If you have read my "About Me" you will know I live in Germany. Here the Germans decided to give up their nuclear power stations by 2020. The first country to do so. Recently they discovered that their building of renewable resource power stations was not keeping up with the aim and that consequently they would need to prolong the use of the current atomic stations until 2032. This was not a popular move and now the problems in Japan have led the government to rethink the whole thing. Today Chancellor Merkel announced a moratorium of 3-4 months on the decision to prolong the use of nuclear power and that all nuclear power stations were to undergo a security review where there are to be no "taboos".

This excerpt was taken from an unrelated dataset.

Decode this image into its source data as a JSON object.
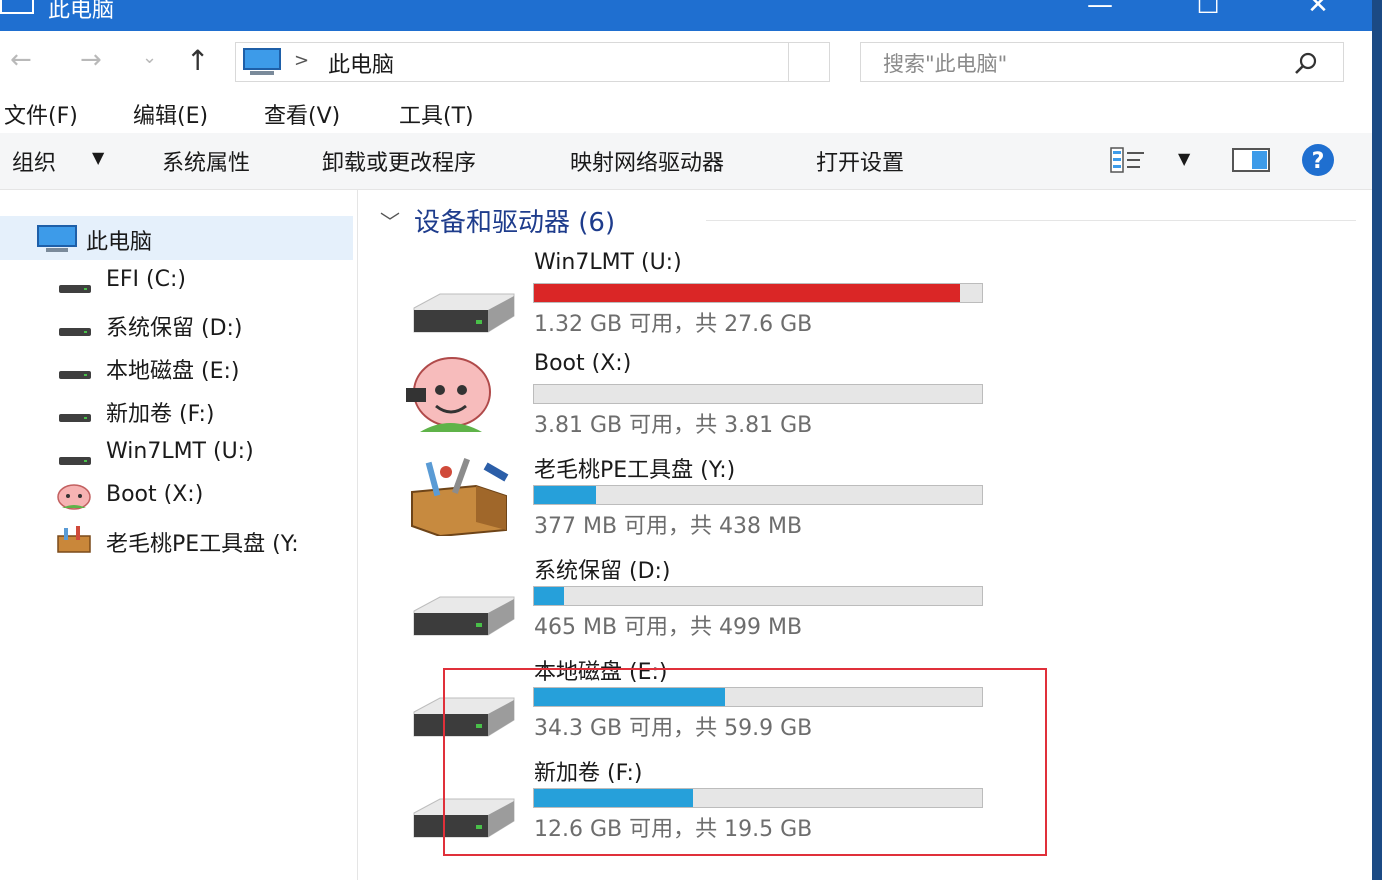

To help them with this review they might like to consider that Fukushima nuclear power station, which is one of the worlds 25 largest, was built in 1967, came into service in 1971 and was due to be taken out of service in early 2011. However, the Japanese authorities granted an extension of 10 years to this old power station. Now they are having problems! Is this because the systems are old? We can keep old cars running, but only as long as we still have original parts for it. When they run out the problems start to occur. Nuclear reactors cannot be very different. As the years go by old systems wear out and the new technology is not always compatible with the old. Yes it can be fudged and got round, but should we allow fudging with nuclear reactors?

The Germans have 17 nuclear reactors two of which were originally due to be taken out of service this year, notably Biblis A and Biblis B! I wonder if after this latest investigation they will not be taken out of service. I believe now they should be. The lessons of Japan teach us that if nothing else.